L’inversion des responsabilités

Le plus inquiétant dans cette affaire n’est pas seulement le contraste des mesures privatives de liberté. C’est le renversement total des logiques de responsabilité publique. Ismaïla Madior Fall n’est pas un citoyen ordinaire. Il n’est pas même un haut fonctionnaire. Il est un ancien ministre de la Justice. Celui qui signait les nominations des procureurs, validait les décisions du parquet, s’érigeait en garant de la légalité républicaine. Ce qui lui est reproché ne date pas de sa retraite ou de sa vie privée. Cela aurait eu lieu pendant qu’il était en fonction. C’est-à-dire au moment où il avait en main tous les instruments de contrôle, de régulation, de moralité.
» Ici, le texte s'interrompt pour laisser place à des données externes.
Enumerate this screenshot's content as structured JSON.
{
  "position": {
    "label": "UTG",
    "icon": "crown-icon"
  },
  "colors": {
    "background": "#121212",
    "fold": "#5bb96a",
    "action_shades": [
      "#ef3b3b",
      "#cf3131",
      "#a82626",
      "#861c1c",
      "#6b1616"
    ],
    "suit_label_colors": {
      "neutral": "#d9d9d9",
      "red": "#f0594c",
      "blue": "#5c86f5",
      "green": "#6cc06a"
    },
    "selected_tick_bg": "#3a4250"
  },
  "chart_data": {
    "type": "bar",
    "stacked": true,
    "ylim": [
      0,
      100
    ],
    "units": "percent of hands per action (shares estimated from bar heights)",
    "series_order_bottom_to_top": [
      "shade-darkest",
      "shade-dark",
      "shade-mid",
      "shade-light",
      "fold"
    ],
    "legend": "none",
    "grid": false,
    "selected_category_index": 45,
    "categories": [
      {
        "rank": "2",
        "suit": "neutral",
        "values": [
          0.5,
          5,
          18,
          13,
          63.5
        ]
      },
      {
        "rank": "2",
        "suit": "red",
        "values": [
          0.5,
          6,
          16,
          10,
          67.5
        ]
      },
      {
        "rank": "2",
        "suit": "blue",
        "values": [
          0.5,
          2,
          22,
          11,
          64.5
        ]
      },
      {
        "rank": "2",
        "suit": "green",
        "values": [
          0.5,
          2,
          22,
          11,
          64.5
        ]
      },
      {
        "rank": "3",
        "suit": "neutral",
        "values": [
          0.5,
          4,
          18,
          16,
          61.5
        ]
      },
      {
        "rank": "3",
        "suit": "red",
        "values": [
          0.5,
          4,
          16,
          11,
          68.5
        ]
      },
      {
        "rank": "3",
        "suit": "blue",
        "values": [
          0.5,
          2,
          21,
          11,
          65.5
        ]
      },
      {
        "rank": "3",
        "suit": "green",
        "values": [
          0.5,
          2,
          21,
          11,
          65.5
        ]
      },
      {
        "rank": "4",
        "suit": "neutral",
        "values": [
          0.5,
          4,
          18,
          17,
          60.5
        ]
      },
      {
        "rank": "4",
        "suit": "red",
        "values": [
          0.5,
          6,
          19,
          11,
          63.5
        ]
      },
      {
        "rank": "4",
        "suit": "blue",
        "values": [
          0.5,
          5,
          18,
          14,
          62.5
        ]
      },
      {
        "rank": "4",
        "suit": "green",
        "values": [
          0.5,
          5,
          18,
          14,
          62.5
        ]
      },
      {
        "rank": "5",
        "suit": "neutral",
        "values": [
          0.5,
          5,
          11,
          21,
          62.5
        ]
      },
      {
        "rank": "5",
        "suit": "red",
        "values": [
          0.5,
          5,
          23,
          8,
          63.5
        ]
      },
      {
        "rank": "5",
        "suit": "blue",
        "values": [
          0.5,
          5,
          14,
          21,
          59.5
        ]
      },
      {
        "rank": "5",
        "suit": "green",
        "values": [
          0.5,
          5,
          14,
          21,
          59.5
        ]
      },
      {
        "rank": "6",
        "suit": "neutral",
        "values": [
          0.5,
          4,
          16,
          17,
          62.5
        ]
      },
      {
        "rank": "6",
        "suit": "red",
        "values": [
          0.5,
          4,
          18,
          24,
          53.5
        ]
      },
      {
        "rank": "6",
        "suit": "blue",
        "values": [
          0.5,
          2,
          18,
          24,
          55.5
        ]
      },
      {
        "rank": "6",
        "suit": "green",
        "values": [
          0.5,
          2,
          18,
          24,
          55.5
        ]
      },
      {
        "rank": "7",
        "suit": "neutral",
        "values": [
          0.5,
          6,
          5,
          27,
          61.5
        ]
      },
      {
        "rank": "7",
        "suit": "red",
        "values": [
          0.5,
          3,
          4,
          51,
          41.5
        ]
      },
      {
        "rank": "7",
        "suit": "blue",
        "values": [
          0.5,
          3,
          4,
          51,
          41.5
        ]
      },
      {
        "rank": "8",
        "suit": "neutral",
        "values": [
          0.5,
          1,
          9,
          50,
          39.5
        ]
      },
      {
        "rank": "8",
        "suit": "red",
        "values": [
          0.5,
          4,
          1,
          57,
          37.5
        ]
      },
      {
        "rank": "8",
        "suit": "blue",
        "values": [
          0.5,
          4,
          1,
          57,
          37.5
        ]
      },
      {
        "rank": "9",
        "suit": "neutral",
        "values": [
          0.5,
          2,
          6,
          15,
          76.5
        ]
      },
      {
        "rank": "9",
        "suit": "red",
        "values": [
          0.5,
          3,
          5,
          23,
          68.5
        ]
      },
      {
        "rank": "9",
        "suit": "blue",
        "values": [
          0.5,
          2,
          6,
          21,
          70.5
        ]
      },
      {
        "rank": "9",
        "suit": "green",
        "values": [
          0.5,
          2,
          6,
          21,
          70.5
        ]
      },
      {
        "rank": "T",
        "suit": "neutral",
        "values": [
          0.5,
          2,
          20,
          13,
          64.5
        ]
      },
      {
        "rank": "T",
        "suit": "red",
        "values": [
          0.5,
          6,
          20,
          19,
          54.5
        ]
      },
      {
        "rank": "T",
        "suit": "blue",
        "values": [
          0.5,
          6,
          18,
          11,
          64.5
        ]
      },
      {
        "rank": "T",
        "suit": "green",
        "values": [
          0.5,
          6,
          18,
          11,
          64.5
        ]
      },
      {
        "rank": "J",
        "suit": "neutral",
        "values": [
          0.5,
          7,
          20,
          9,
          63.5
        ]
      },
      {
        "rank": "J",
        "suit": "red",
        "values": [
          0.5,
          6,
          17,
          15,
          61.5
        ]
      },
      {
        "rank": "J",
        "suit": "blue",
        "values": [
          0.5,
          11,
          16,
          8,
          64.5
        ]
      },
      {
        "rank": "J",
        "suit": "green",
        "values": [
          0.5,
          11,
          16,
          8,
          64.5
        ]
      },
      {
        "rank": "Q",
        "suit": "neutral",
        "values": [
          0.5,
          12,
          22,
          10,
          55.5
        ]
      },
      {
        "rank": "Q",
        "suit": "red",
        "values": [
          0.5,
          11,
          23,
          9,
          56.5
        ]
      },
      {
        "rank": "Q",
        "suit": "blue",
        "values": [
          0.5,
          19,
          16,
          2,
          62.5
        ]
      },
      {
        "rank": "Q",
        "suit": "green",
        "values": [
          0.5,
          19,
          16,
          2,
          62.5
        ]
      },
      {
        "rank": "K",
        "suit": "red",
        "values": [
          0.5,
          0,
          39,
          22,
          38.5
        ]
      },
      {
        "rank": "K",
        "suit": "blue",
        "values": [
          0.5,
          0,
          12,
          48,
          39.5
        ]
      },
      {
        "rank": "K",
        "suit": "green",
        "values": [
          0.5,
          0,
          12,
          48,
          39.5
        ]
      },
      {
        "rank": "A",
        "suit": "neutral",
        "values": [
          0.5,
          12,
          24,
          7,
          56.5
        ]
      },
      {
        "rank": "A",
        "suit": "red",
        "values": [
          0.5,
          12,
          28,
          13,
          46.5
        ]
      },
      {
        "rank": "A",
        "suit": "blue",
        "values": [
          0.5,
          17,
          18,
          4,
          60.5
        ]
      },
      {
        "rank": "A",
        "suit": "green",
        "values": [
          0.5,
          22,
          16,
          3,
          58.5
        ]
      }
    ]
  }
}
Dans un État qui se respecte, la commission d’un délit par un haut responsable public ne constitue pas une circonstance atténuante. Elle est une circonstance aggravante. Car le pouvoir n’est pas un passe-droit. Il est une charge, un mandat, un devoir. Et sa trahison est bien plus grave que celle d’un simple citoyen. Un ministre voleur vaut bien plus qu’un voleur de poules. Il détruit la confiance dans l’État.

Mais cette évidence semble s’être évaporée dans l’esprit de certains juges, trop prompts à s’émouvoir du statut de l’accusé, trop lents à s’indigner de la gravité institutionnelle du soupçon.

La justice dans les habits du privilège

Au lieu d’un sursaut éthique, ce dossier illustre un glissement dangereux : celui d’une justice qui, sous couvert de modernité, reproduit les vieux schémas d’une société hiérarchisée. Le bracelet électronique n’est pas une innovation ici.

Il est une ruse symbolique, un cache-misère, une manière de dire : « Regardez, nous sanctionnons », tout en évitant l’essentiel. Car la véritable justice ne consiste pas à punir mollement les puissants et brutalement les faibles. Elle consiste à appliquer la même rigueur à tous. À commencer par ceux qui ont trahi une fonction publique. Et cette justice-là, dans ce dossier, est totalement absente.

Un précédent lourd de conséquences

Ce traitement différencié ne sera pas sans effets. Il installe un précédent toxique : celui d’un ancien ministre soupçonné de crimes économiques majeurs traité avec plus de ménagement qu’un accusateur administratif. C’est un signal terrible envoyé à tous les autres citoyens. Pourquoi dénoncer, si l’on finit en prison ? Pourquoi respecter la loi, si ceux qui l’écrivent et la garantissent peuvent la bafouer en toute impunité ?

Ceux qui ont voulu faire de cette affaire un exemple risquent d’y réussir, mais à rebours : elle deviendra l’archétype de ce qu’il ne faut plus jamais permettre. Elle restera comme le dossier d’un reniement de principes, le moment où la justice a choisi le statut plutôt que la vérité.

Une exigence démocratique

Il ne s’agit pas ici d’un débat technique. Il s’agit d’un choix de société. Voulons-nous d’un Sénégal où les fonctions protègent les trahisons ? Où l’exemplarité publique est optionnelle ? Où les ministres accusés de corruption rentrent chez eux sous surveillance molle, pendant que les lanceurs d’alerte dorment en prison ?

Ce n’est pas une affaire privée. C’est une affaire d’État. Et c’est à la société toute entière de se lever, de poser les bonnes questions, d’exiger un traitement équitable. Pas pour Cheikh Guèye ou pour Ismaïla Madior Fall. Mais pour que plus jamais un ministre soupçonné de détournement en pleine fonction ne soit traité comme un citoyen au-dessus de la loi. Parce qu’en République, il ne peut y avoir d’impunité dorée. Et surtout pas au sommet de l’État.